As Health Sciences North and the North East Community Care Access Centre (CCAC) work together to re-launch the Home First program, what's really needed is a change in the mindset of front-line health-care workers, Richard Joly said.
“We're talking about thousands of employees that interact through the journey of that patient and family to change every single one and to say 'Did you ever think of Home First and and not necessarily long-term care?,' it takes time,” the CEO of the North East CCAC said.
In his Oct. 9 Peer Review report examining Health Sciences North, Hamilton Health Sciences CEO Murray Martin focuses on the need to re-launch the North East CCAC's Home First program.
The program has been touted as one of the solutions to the alternate level of care (ALC) patient challenge at the hospital.
ALC patients are those who no longer need acute care, but cannot find placement in a community facility such as a long-term care home.
Martin said the program is underutilized because it's underfunded and there's a challenge in personnel who want to work in home care.
Under the program, those who would normally have waited in hospital for a bed to open in a long-term care home are instead sent home with enhanced home care supports.
Joly said he agrees the program could use more funding and it's difficult to find workers to staff it. Despite these challenges, he said the Home First program, which was launched a few years ago, recently helped its 1,000th patient.
As the hospital and North East CCAC work together to re-launch the program, what's really needed is a change in mindset by front-line health-care workers.
“It takes time,” Joly said.
Families also need to realize their loved ones aren't necessarily going to be placed into a long-term care home right out of the hospital, Joly said.
As part of the re-launch of Home First, if hospital staff want to put an ALC patient on a long-term care waiting list, it now has to be approved by senior administrators at both the hospital and the North East CCAC.
Health Sciences North chief nursing officer and vice-president of clinical programs David McNeil told Northern Life during a recent interview that since this practice was started, very few ALC patients have been put on long-term care wait lists.
When asked if patients will still be able to get onto a long-term care home wait list once they've been released from hospital, if necessary, Joly said they will.
“The door is never, never closed,” he said. “The family can ask for a reassessment.”
Martin also asked the partners to determine requirements to provide 24/7 home care for those enrolled in Home First.
We are a viable alternative when it comes to offering services like the Home First philosophy instead of staying in hospital.
CEO of the North East CCAC
This presents a problem, Joly said. “24/7 in the community can be very, very costly.”
Joly said the North East CCAC is working with the North East LHIN to figure out what to do with regards to 24/7 care.
Whatever is decided, he said he hopes the initiative comes with new funding.

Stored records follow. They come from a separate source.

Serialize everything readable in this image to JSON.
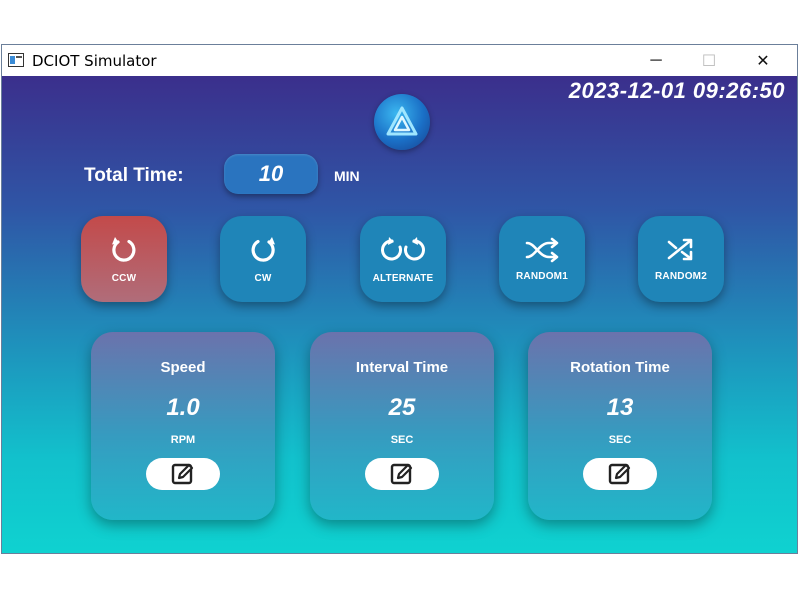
{
  "window": {
    "title": "DCIOT Simulator",
    "controls": {
      "minimize": "─",
      "maximize": "☐",
      "close": "✕"
    }
  },
  "header": {
    "datetime": "2023-12-01 09:26:50"
  },
  "total_time": {
    "label": "Total Time:",
    "value": "10",
    "unit": "MIN"
  },
  "modes": [
    {
      "label": "CCW",
      "icon": "rotate-ccw-icon",
      "active": true
    },
    {
      "label": "CW",
      "icon": "rotate-cw-icon",
      "active": false
    },
    {
      "label": "ALTERNATE",
      "icon": "alternate-icon",
      "active": false
    },
    {
      "label": "RANDOM1",
      "icon": "shuffle-icon",
      "active": false
    },
    {
      "label": "RANDOM2",
      "icon": "shuffle-icon",
      "active": false
    }
  ],
  "cards": [
    {
      "title": "Speed",
      "value": "1.0",
      "unit": "RPM"
    },
    {
      "title": "Interval Time",
      "value": "25",
      "unit": "SEC"
    },
    {
      "title": "Rotation Time",
      "value": "13",
      "unit": "SEC"
    }
  ],
  "colors": {
    "active_mode": "#c34a4a",
    "gradient_top": "#3b2f8c",
    "gradient_bottom": "#0fd2d0"
  }
}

Other areas of the province have received additional funding to bring in this program, he said.
“At this point, we all know the economic situation in the province of Ontario, but we would require additional resources to support 24/7, even for a small number of patients.”
At this point, the North East CCAC is looking at potentially providing this sort of care for end-of-life patients, or those who temporarily require high levels of care, but will recover relatively quickly.

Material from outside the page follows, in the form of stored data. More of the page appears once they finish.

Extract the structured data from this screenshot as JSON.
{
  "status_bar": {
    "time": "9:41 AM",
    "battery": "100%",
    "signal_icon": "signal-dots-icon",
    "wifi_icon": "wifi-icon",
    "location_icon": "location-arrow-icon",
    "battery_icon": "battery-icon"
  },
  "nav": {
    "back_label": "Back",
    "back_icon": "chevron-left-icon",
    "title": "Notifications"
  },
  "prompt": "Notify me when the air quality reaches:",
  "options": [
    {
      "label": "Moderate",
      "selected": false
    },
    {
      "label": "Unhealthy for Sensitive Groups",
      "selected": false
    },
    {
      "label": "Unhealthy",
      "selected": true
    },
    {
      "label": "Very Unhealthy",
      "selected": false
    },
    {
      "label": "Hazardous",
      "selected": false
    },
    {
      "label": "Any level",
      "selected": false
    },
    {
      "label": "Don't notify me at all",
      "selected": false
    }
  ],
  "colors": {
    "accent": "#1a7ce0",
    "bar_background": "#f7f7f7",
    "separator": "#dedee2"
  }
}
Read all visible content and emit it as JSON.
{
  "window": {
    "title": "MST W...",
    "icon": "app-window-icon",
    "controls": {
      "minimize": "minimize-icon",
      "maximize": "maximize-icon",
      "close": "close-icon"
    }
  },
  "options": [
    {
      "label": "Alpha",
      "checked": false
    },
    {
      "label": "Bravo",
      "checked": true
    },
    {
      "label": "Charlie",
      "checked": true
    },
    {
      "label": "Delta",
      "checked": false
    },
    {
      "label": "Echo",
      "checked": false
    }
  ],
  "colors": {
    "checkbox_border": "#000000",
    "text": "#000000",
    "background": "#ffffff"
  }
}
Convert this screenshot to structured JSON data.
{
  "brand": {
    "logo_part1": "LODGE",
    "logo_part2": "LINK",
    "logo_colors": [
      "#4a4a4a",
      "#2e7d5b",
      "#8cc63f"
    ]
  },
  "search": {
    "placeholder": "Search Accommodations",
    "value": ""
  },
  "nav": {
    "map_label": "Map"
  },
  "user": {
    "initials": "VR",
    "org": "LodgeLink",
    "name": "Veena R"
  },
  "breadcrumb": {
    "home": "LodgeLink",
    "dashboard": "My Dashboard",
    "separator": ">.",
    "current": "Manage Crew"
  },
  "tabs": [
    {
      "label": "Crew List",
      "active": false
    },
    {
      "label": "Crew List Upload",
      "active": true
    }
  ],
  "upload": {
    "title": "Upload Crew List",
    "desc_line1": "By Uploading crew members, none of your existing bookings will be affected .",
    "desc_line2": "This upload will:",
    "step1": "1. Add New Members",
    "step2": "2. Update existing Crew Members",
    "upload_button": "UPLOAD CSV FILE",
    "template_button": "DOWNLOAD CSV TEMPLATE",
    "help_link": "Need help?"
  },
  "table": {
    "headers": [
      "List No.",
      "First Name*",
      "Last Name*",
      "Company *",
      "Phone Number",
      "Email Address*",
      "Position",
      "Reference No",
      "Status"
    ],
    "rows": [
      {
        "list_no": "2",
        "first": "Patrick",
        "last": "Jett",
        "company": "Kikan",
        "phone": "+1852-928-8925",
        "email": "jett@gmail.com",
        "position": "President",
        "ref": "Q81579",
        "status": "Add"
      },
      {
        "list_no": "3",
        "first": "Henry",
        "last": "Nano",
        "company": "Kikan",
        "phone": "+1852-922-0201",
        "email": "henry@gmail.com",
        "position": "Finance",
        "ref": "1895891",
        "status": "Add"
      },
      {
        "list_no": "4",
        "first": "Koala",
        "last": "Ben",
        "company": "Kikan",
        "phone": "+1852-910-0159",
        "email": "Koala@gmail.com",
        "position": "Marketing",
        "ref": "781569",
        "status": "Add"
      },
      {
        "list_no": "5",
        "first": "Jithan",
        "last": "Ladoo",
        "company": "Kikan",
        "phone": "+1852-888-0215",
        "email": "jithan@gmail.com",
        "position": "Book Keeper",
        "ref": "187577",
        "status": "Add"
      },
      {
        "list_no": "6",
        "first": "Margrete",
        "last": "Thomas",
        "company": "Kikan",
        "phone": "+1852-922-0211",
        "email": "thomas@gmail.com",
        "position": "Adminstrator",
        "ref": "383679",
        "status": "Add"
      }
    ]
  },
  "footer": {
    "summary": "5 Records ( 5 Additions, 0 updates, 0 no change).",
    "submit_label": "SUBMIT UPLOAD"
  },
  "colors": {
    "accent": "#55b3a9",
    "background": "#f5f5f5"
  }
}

Martin also recommends a re-think of the hospital's discharge planning process, which involves both Health Sciences North and CCAC staff.
The hospital, the North East CCAC and some of its service providers, including Bayshore and the Red Cross, are meeting this week to talk about how discharge planning can be improved.

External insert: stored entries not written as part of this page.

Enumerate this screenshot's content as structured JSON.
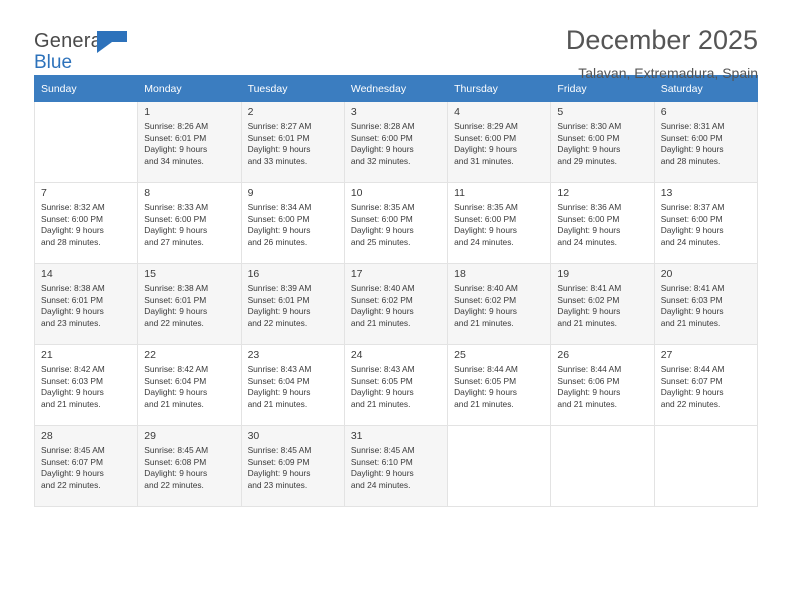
{
  "logo": {
    "line1": "General",
    "line2": "Blue",
    "icon": "flag-icon"
  },
  "header": {
    "title": "December 2025",
    "subtitle": "Talavan, Extremadura, Spain"
  },
  "calendar": {
    "weekday_headers": [
      "Sunday",
      "Monday",
      "Tuesday",
      "Wednesday",
      "Thursday",
      "Friday",
      "Saturday"
    ],
    "weeks": [
      [
        {
          "day": "",
          "lines": []
        },
        {
          "day": "1",
          "lines": [
            "Sunrise: 8:26 AM",
            "Sunset: 6:01 PM",
            "Daylight: 9 hours",
            "and 34 minutes."
          ]
        },
        {
          "day": "2",
          "lines": [
            "Sunrise: 8:27 AM",
            "Sunset: 6:01 PM",
            "Daylight: 9 hours",
            "and 33 minutes."
          ]
        },
        {
          "day": "3",
          "lines": [
            "Sunrise: 8:28 AM",
            "Sunset: 6:00 PM",
            "Daylight: 9 hours",
            "and 32 minutes."
          ]
        },
        {
          "day": "4",
          "lines": [
            "Sunrise: 8:29 AM",
            "Sunset: 6:00 PM",
            "Daylight: 9 hours",
            "and 31 minutes."
          ]
        },
        {
          "day": "5",
          "lines": [
            "Sunrise: 8:30 AM",
            "Sunset: 6:00 PM",
            "Daylight: 9 hours",
            "and 29 minutes."
          ]
        },
        {
          "day": "6",
          "lines": [
            "Sunrise: 8:31 AM",
            "Sunset: 6:00 PM",
            "Daylight: 9 hours",
            "and 28 minutes."
          ]
        }
      ],
      [
        {
          "day": "7",
          "lines": [
            "Sunrise: 8:32 AM",
            "Sunset: 6:00 PM",
            "Daylight: 9 hours",
            "and 28 minutes."
          ]
        },
        {
          "day": "8",
          "lines": [
            "Sunrise: 8:33 AM",
            "Sunset: 6:00 PM",
            "Daylight: 9 hours",
            "and 27 minutes."
          ]
        },
        {
          "day": "9",
          "lines": [
            "Sunrise: 8:34 AM",
            "Sunset: 6:00 PM",
            "Daylight: 9 hours",
            "and 26 minutes."
          ]
        },
        {
          "day": "10",
          "lines": [
            "Sunrise: 8:35 AM",
            "Sunset: 6:00 PM",
            "Daylight: 9 hours",
            "and 25 minutes."
          ]
        },
        {
          "day": "11",
          "lines": [
            "Sunrise: 8:35 AM",
            "Sunset: 6:00 PM",
            "Daylight: 9 hours",
            "and 24 minutes."
          ]
        },
        {
          "day": "12",
          "lines": [
            "Sunrise: 8:36 AM",
            "Sunset: 6:00 PM",
            "Daylight: 9 hours",
            "and 24 minutes."
          ]
        },
        {
          "day": "13",
          "lines": [
            "Sunrise: 8:37 AM",
            "Sunset: 6:00 PM",
            "Daylight: 9 hours",
            "and 24 minutes."
          ]
        }
      ],
      [
        {
          "day": "14",
          "lines": [
            "Sunrise: 8:38 AM",
            "Sunset: 6:01 PM",
            "Daylight: 9 hours",
            "and 23 minutes."
          ]
        },
        {
          "day": "15",
          "lines": [
            "Sunrise: 8:38 AM",
            "Sunset: 6:01 PM",
            "Daylight: 9 hours",
            "and 22 minutes."
          ]
        },
        {
          "day": "16",
          "lines": [
            "Sunrise: 8:39 AM",
            "Sunset: 6:01 PM",
            "Daylight: 9 hours",
            "and 22 minutes."
          ]
        },
        {
          "day": "17",
          "lines": [
            "Sunrise: 8:40 AM",
            "Sunset: 6:02 PM",
            "Daylight: 9 hours",
            "and 21 minutes."
          ]
        },
        {
          "day": "18",
          "lines": [
            "Sunrise: 8:40 AM",
            "Sunset: 6:02 PM",
            "Daylight: 9 hours",
            "and 21 minutes."
          ]
        },
        {
          "day": "19",
          "lines": [
            "Sunrise: 8:41 AM",
            "Sunset: 6:02 PM",
            "Daylight: 9 hours",
            "and 21 minutes."
          ]
        },
        {
          "day": "20",
          "lines": [
            "Sunrise: 8:41 AM",
            "Sunset: 6:03 PM",
            "Daylight: 9 hours",
            "and 21 minutes."
          ]
        }
      ],
      [
        {
          "day": "21",
          "lines": [
            "Sunrise: 8:42 AM",
            "Sunset: 6:03 PM",
            "Daylight: 9 hours",
            "and 21 minutes."
          ]
        },
        {
          "day": "22",
          "lines": [
            "Sunrise: 8:42 AM",
            "Sunset: 6:04 PM",
            "Daylight: 9 hours",
            "and 21 minutes."
          ]
        },
        {
          "day": "23",
          "lines": [
            "Sunrise: 8:43 AM",
            "Sunset: 6:04 PM",
            "Daylight: 9 hours",
            "and 21 minutes."
          ]
        },
        {
          "day": "24",
          "lines": [
            "Sunrise: 8:43 AM",
            "Sunset: 6:05 PM",
            "Daylight: 9 hours",
            "and 21 minutes."
          ]
        },
        {
          "day": "25",
          "lines": [
            "Sunrise: 8:44 AM",
            "Sunset: 6:05 PM",
            "Daylight: 9 hours",
            "and 21 minutes."
          ]
        },
        {
          "day": "26",
          "lines": [
            "Sunrise: 8:44 AM",
            "Sunset: 6:06 PM",
            "Daylight: 9 hours",
            "and 21 minutes."
          ]
        },
        {
          "day": "27",
          "lines": [
            "Sunrise: 8:44 AM",
            "Sunset: 6:07 PM",
            "Daylight: 9 hours",
            "and 22 minutes."
          ]
        }
      ],
      [
        {
          "day": "28",
          "lines": [
            "Sunrise: 8:45 AM",
            "Sunset: 6:07 PM",
            "Daylight: 9 hours",
            "and 22 minutes."
          ]
        },
        {
          "day": "29",
          "lines": [
            "Sunrise: 8:45 AM",
            "Sunset: 6:08 PM",
            "Daylight: 9 hours",
            "and 22 minutes."
          ]
        },
        {
          "day": "30",
          "lines": [
            "Sunrise: 8:45 AM",
            "Sunset: 6:09 PM",
            "Daylight: 9 hours",
            "and 23 minutes."
          ]
        },
        {
          "day": "31",
          "lines": [
            "Sunrise: 8:45 AM",
            "Sunset: 6:10 PM",
            "Daylight: 9 hours",
            "and 24 minutes."
          ]
        },
        {
          "day": "",
          "lines": []
        },
        {
          "day": "",
          "lines": []
        },
        {
          "day": "",
          "lines": []
        }
      ]
    ]
  },
  "colors": {
    "header_blue": "#3b7dc0",
    "logo_blue": "#2d72bb",
    "shaded_row": "#f6f6f6",
    "grid_line": "#e3e3e3"
  }
}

Joly said the partners will look at ways that duplication can be eliminated and the whole process made more “patient-centred.”
“I can tell you now we've been at it for 24 months,” he said. “You do not change a culture and change every single process that affect thousands of employees and thousands of patients overnight. It's a cultural shift.”
When asked if he finds it galling the recently released peer review report is ostensibly about the hospital, but many of the recommendations seem to focus on the North East CCAC, Joly says he doesn't.
“I think it's refreshing to see,” he said.
“The community has something to offer and add to the solutions in regards to the ALC population. We are a viable alternative when it comes to offering services like the Home First philosophy instead of staying in hospital. Our programs have emerged in the last three years.”
Since the report's release, Joly and his staff been meeting with executives at Health Sciences North and St. Joseph's Complex Continuing Care to discuss the organizations' collective next steps.
Last week, they submitted a preliminary plan to the North East Local Health Integration Network (LHIN), outlining actions which can be taken to implement the recommendations.
Joly said the partners will continue to meet and discuss the issue.
“I think everything needs to be aligned as a system, and we should not have silo thinking,” he said.
“What we do in the community affects the hospital, and the hospital's decision-making on program changes in turn affects the community. It makes a lot of sense for us to all be on the same page.”